I forget that I'm a convert sometimes. When I'm allowed to. When it's just me and my rug and my Lord. When I'm going about my business. When I'm living a life carefully groomed toward ever more taqwa and ibadah (worship) inshaAllah. That aspect of my Islam is not one I've decided to keep on the outside as part of my identity. I'm Muslim. It's annoying sometimes to go through the 20 questions with every Muslim I meet and after I answer, "My parents are from Alabama", I get the, Oh, MashaAllah, A Convert How and Why Did/Do You Do It? speech. (Not sure why I'm capitalizing everything in sight. Bear with me.)
However, because I am a convert, there are certain things that I see that are particular to being a new Muslim especially in the US. My feeling is that while converts may be a small portion of the world's Muslims, we're a big fount of increase in Muslim numbers. We're not an ignorable minority, because many converts still have social currency in the sections of society they belonged to before Islam. Which means, if a convert radiates contentment and joy even during the hard times after conversion, then there's more opportunity for more dawah as people who know this person see that in them. On the other hand, all of us have heard of the convert who was truly a convert but was disillusioned in Islam and turned away, complaining bitterly to the people to whom they've returned. If nothing else, attention needs to be paid to this group, just little touches that make converts feel able to integrate smoothly from where they are to the Muslims Allah wants them to be. That sounds idealistic, but that's how I feel.
And yet, especially when it comes to things like MSA conferences, aspects that would especially apply to converts are repeatedly ignored. And when they're brought up, they're brushed off or treated as side notes.
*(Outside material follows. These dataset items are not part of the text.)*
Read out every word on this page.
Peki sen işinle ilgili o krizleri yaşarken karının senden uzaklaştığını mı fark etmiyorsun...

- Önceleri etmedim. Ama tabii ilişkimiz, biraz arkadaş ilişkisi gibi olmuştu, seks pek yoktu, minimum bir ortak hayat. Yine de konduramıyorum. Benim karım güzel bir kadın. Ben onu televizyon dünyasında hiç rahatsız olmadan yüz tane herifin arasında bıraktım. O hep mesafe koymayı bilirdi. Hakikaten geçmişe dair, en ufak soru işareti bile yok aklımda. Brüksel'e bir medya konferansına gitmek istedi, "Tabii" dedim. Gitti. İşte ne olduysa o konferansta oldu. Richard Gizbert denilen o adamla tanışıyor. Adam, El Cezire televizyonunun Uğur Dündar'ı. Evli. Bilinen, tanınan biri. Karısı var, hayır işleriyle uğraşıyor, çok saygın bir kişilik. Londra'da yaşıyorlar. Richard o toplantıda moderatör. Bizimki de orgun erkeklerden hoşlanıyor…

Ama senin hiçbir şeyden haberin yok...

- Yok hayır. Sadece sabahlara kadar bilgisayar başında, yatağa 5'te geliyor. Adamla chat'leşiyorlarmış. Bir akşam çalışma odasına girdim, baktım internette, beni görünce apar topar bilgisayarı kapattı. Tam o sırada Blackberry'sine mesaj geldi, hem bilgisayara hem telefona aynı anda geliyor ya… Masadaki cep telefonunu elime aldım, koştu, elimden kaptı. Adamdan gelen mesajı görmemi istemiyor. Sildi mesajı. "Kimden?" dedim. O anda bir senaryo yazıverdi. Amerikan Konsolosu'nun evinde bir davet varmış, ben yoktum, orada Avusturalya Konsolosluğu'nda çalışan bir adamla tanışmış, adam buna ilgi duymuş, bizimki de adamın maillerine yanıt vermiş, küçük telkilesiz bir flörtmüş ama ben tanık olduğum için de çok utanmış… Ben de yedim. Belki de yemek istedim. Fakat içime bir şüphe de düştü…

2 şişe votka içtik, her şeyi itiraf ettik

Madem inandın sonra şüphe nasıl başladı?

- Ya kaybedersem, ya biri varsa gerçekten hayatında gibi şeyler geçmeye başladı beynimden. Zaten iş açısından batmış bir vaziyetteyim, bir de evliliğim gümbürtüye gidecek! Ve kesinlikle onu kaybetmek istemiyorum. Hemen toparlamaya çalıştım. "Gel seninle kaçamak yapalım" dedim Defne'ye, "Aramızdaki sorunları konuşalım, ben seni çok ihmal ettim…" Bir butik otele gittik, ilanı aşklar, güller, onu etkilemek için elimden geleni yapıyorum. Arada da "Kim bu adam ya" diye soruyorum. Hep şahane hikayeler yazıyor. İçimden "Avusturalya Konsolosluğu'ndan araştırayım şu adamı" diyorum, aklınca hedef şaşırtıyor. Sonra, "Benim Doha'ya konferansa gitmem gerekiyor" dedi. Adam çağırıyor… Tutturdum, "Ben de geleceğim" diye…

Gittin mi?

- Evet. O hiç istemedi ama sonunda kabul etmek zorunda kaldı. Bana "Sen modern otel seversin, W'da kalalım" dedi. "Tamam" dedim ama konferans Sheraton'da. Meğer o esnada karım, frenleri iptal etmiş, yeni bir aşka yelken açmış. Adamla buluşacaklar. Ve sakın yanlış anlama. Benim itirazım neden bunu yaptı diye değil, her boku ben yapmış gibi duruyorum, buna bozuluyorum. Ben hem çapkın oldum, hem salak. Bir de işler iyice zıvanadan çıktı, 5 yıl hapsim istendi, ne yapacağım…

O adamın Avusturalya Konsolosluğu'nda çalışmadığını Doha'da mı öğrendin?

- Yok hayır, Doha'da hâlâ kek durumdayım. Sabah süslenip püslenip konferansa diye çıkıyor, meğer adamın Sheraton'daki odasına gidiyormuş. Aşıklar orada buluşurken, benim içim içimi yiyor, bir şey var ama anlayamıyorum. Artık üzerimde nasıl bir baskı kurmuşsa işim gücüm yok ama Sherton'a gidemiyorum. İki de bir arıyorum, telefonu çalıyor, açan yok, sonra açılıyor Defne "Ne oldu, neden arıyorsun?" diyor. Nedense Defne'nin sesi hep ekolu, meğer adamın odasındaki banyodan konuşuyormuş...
It's frustrating. The particular thread that comes to mind is (of course) one of the breakout sessions that was about marriage and how to actually approach the other person blah blah blah. I hope y'all get the gist. Just as last year, I brought up the question of what the speakers (fortunately great speakers and pretty knowlegeable, I thought) would tell a convert or even a student from a not-so-practising Muslim family whose parents aren't able or don't want to help him/her get married. And the silence was big. It was as if these guys hadn't even ever considered the possibility that that could even happen.
Of course, they answered the question. The response was (I wish I had my notes with me) something like, 'they should ask friends or someone they can trust, or even get their parents to help them. Their parents should want to help them since they love them. Since yes, mashaAllah there's an ever larger number of people coming to Islam through our college campuses we should be open to this possibility."
Sigh. Discuss. I've gotta go. InshaAllah when I get back to the computer I'll talk more about that--- and the fact that the man I've had my eye on was on this trip. Heh Heh Heh. Yay cliffhangers!